Это мой собственный выбор.
Дело практики
ГЛАВА I
1
Лекция была действительно скучной. В передней части тускло освещенного конференц-зала расхаживал тучный седовласый директор Сахарского технологического института. Возведя глаза к потолку и заложив руки за спину, он с важным видом рассуждал о предмете, в котором мало что смыслил. Так, во всяком случае, воспринимал происходящее Денис Нуэл, молча страдавший на галерке. Быть может, когда-то, много лет назад, Марсель Фластер и был светилом физики. Тогда сидящие здесь молодые ученые только собирались делать карьеру в физике реальности. Денис размышлял о том, что превратило некогда талантливого ученого в ортодоксального администратора.
Зычный голос продолжал:
— Итак, мы видим, господа, что использование зиватронных альтернативных реальностей скоро станет нам по силам, появятся возможности преодолевать пространство и время.
Денис сидел, подперев рукой похмельную голову, и пытался понять, какая сила могла вытащить его из постели в понедельник утром, заставить прийти сюда и слушать рассуждения Марселя Фластера о зиватронике.
Его веки смежились. Он начал медленно сползать со стула.
— Денис! — Габриэлла Версго толкнула его локтем под ребро и сердито прошипела:
— Сядь, как следует, и слушай!
Денис быстро выпрямился и заморгал. Теперь он вспомнил, какая сила вытащила его из постели.
В семь утра Габби распахнула дверь его комнаты, схватила за руку и потащила в душ, игнорируя все протесты. Она не выпускала его запястья до тех пор, пока они не оказались здесь.
Денис потер предплечье. В один прекрасный день он заберется в комнату Габби и выбросит все до одного маленькие резиновые мячи, которые рыжеволосая девушка так любила мять в руке во время занятий.
Она снова толкнула его.
— Ты можешь сидеть спокойно? У тебя внимания не больше, чем у спятившей выдры! Неужели ты хочешь, чтобы тебя окончательно выкинули из экспериментов с зиватроникой?

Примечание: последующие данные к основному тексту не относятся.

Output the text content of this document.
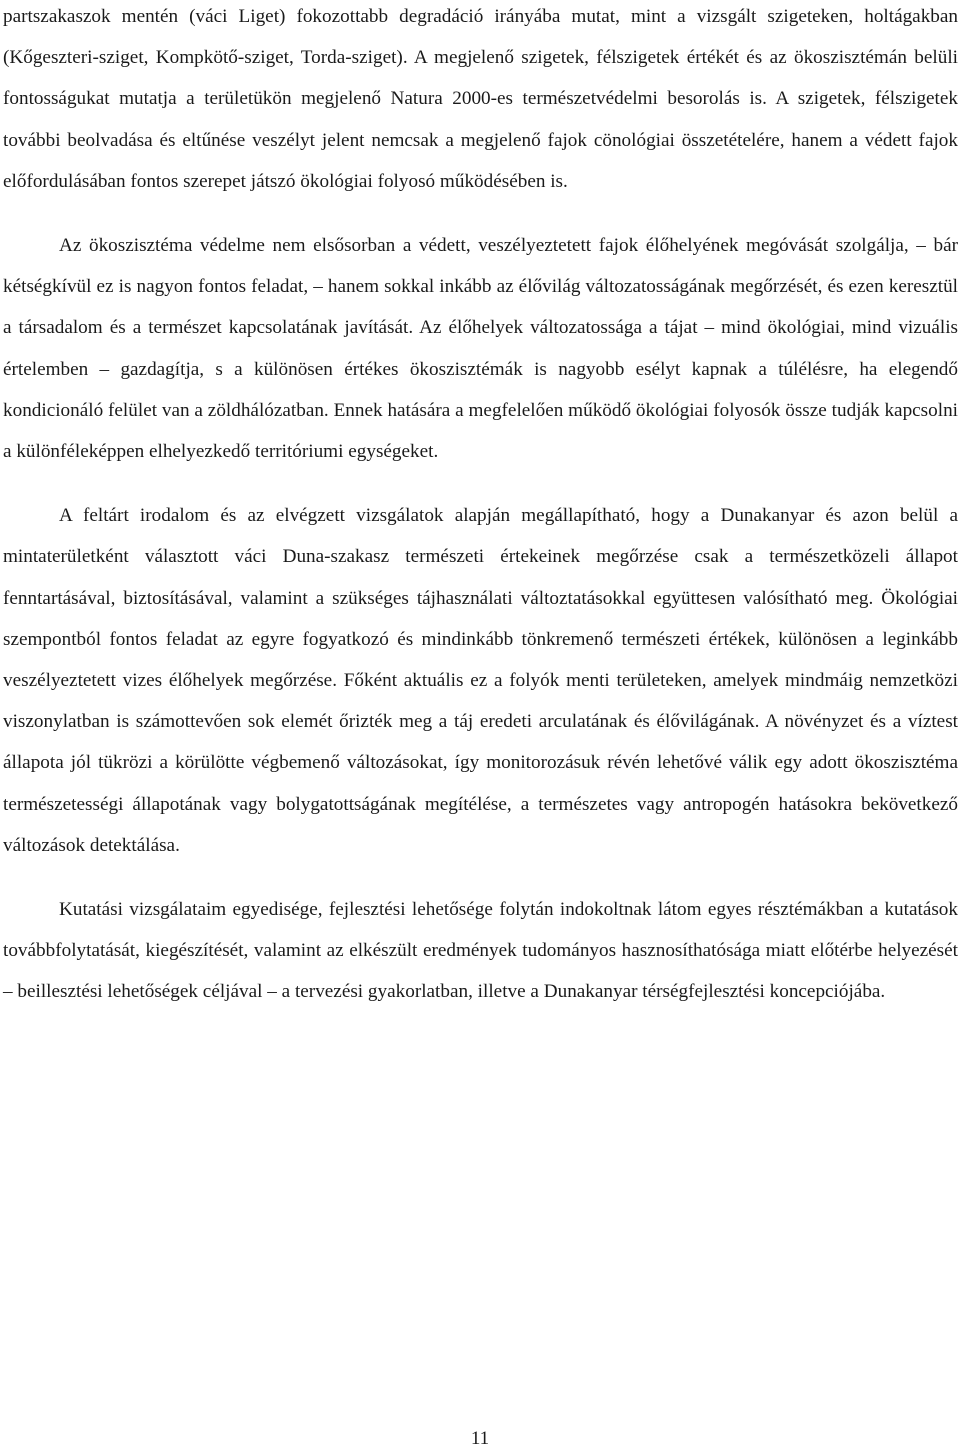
partszakaszok mentén (váci Liget) fokozottabb degradáció irányába mutat, mint a vizsgált szigeteken, holtágakban (Kőgeszteri-sziget, Kompkötő-sziget, Torda-sziget). A megjelenő szigetek, félszigetek értékét és az ökoszisztémán belüli fontosságukat mutatja a területükön megjelenő Natura 2000-es természetvédelmi besorolás is. A szigetek, félszigetek további beolvadása és eltűnése veszélyt jelent nemcsak a megjelenő fajok cönológiai összetételére, hanem a védett fajok előfordulásában fontos szerepet játszó ökológiai folyosó működésében is.

Az ökoszisztéma védelme nem elsősorban a védett, veszélyeztetett fajok élőhelyének megóvását szolgálja, – bár kétségkívül ez is nagyon fontos feladat, – hanem sokkal inkább az élővilág változatosságának megőrzését, és ezen keresztül a társadalom és a természet kapcsolatának javítását. Az élőhelyek változatossága a tájat – mind ökológiai, mind vizuális értelemben – gazdagítja, s a különösen értékes ökoszisztémák is nagyobb esélyt kapnak a túlélésre, ha elegendő kondicionáló felület van a zöldhálózatban. Ennek hatására a megfelelően működő ökológiai folyosók össze tudják kapcsolni a különféleképpen elhelyezkedő territóriumi egységeket.

A feltárt irodalom és az elvégzett vizsgálatok alapján megállapítható, hogy a Dunakanyar és azon belül a mintaterületként választott váci Duna-szakasz természeti értekeinek megőrzése csak a természetközeli állapot fenntartásával, biztosításával, valamint a szükséges tájhasználati változtatásokkal együttesen valósítható meg. Ökológiai szempontból fontos feladat az egyre fogyatkozó és mindinkább tönkremenő természeti értékek, különösen a leginkább veszélyeztetett vizes élőhelyek megőrzése. Főként aktuális ez a folyók menti területeken, amelyek mindmáig nemzetközi viszonylatban is számottevően sok elemét őrizték meg a táj eredeti arculatának és élővilágának. A növényzet és a víztest állapota jól tükrözi a körülötte végbemenő változásokat, így monitorozásuk révén lehetővé válik egy adott ökoszisztéma természetességi állapotának vagy bolygatottságának megítélése, a természetes vagy antropogén hatásokra bekövetkező változások detektálása.

Kutatási vizsgálataim egyedisége, fejlesztési lehetősége folytán indokoltnak látom egyes résztémákban a kutatások továbbfolytatását, kiegészítését, valamint az elkészült eredmények tudományos hasznosíthatósága miatt előtérbe helyezését – beillesztési lehetőségek céljával – a tervezési gyakorlatban, illetve a Dunakanyar térségfejlesztési koncepciójába.

11
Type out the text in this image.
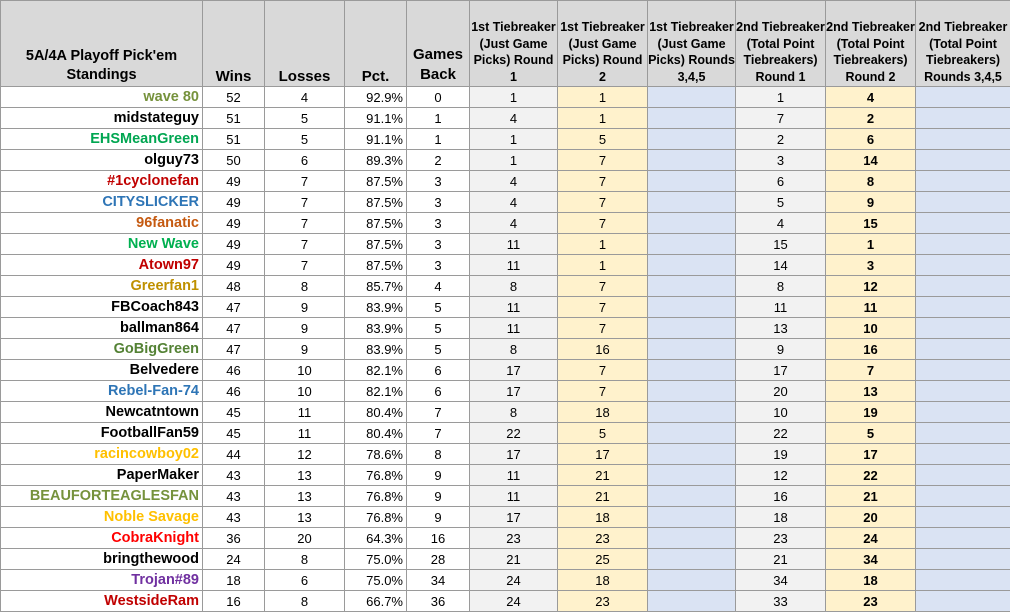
5A/4A Playoff Pick'em Standings	Wins	Losses	Pct.	Games Back	1st Tiebreaker (Just Game Picks) Round 1	1st Tiebreaker (Just Game Picks) Round 2	1st Tiebreaker (Just Game Picks) Rounds 3,4,5	2nd Tiebreaker (Total Point Tiebreakers) Round 1	2nd Tiebreaker (Total Point Tiebreakers) Round 2	2nd Tiebreaker (Total Point Tiebreakers) Rounds 3,4,5
wave 80	52	4	92.9%	0	1	1		1	4	
midstateguy	51	5	91.1%	1	4	1		7	2	
EHSMeanGreen	51	5	91.1%	1	1	5		2	6	
olguy73	50	6	89.3%	2	1	7		3	14	
#1cyclonefan	49	7	87.5%	3	4	7		6	8	
CITYSLICKER	49	7	87.5%	3	4	7		5	9	
96fanatic	49	7	87.5%	3	4	7		4	15	
New Wave	49	7	87.5%	3	11	1		15	1	
Atown97	49	7	87.5%	3	11	1		14	3	
Greerfan1	48	8	85.7%	4	8	7		8	12	
FBCoach843	47	9	83.9%	5	11	7		11	11	
ballman864	47	9	83.9%	5	11	7		13	10	
GoBigGreen	47	9	83.9%	5	8	16		9	16	
Belvedere	46	10	82.1%	6	17	7		17	7	
Rebel-Fan-74	46	10	82.1%	6	17	7		20	13	
Newcatntown	45	11	80.4%	7	8	18		10	19	
FootballFan59	45	11	80.4%	7	22	5		22	5	
racincowboy02	44	12	78.6%	8	17	17		19	17	
PaperMaker	43	13	76.8%	9	11	21		12	22	
BEAUFORTEAGLESFAN	43	13	76.8%	9	11	21		16	21	
Noble Savage	43	13	76.8%	9	17	18		18	20	
CobraKnight	36	20	64.3%	16	23	23		23	24	
bringthewood	24	8	75.0%	28	21	25		21	34	
Trojan#89	18	6	75.0%	34	24	18		34	18	
WestsideRam	16	8	66.7%	36	24	23		33	23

Как обычно, Габби поразила цель в самое яблочко. Денис молча покачал головой и попытался сосредоточиться.
Доктор Фластер закончил что-то рисовать на голографическом экране, стоящем посреди зала. Психофизик положил светоперо на подставку и механически вытер руки о брюки, хотя последний кусок мела был объявлен вне закона более тридцати лет назад.
— Это зиватрон, — гордо возвестил он.
Денис, не веря своим глазам, смотрел на рисунок.
— Если это зиватрон, — прошептал он, — то я трезвенник. Фластер поменял полюса местами и вывернул поле наизнанку!
Габриэлла вонзила ногти в бедро Дениса.
Он поморщился, но умудрился сохранить выражение полнейшей невинности, когда Фластер поднял близорукие глаза.
— Как я уже говорил раньше, — продолжал психофизик, прочистив горло, — все тела обладают центром массы. Центроид объекта является точкой равновесия, к которой, если можно так выразиться, и приложены все силы.
— Вы, мой мальчик, — сказал Фластер, показывая на Дениса. — Вы знаете, где находится ваш центроид?
— Хм-м-м, — попытался сосредоточиться Денис. Он слушал недостаточно внимательно. — Боюсь, я оставил его дома, сэр.
Сидевшие в задней части аудитории аспиранты засмеялись. Габби стала пунцовой. Она попыталась вжаться в свое кресло, явно мечтая оказаться подальше отсюда.
Главный Ученый слабо улыбнулся.
— Вас, кажется, зовут Нуэл, не так ли? Доктор Денис Нуэл?
Денис заметил, что сидящий через проход Бернальд Брейди в очередной раз ликует. Высокий молодой человек с глазами ищейки был главным соперником Дениса, пока окончательно не выставил его из зиватронной лаборатории.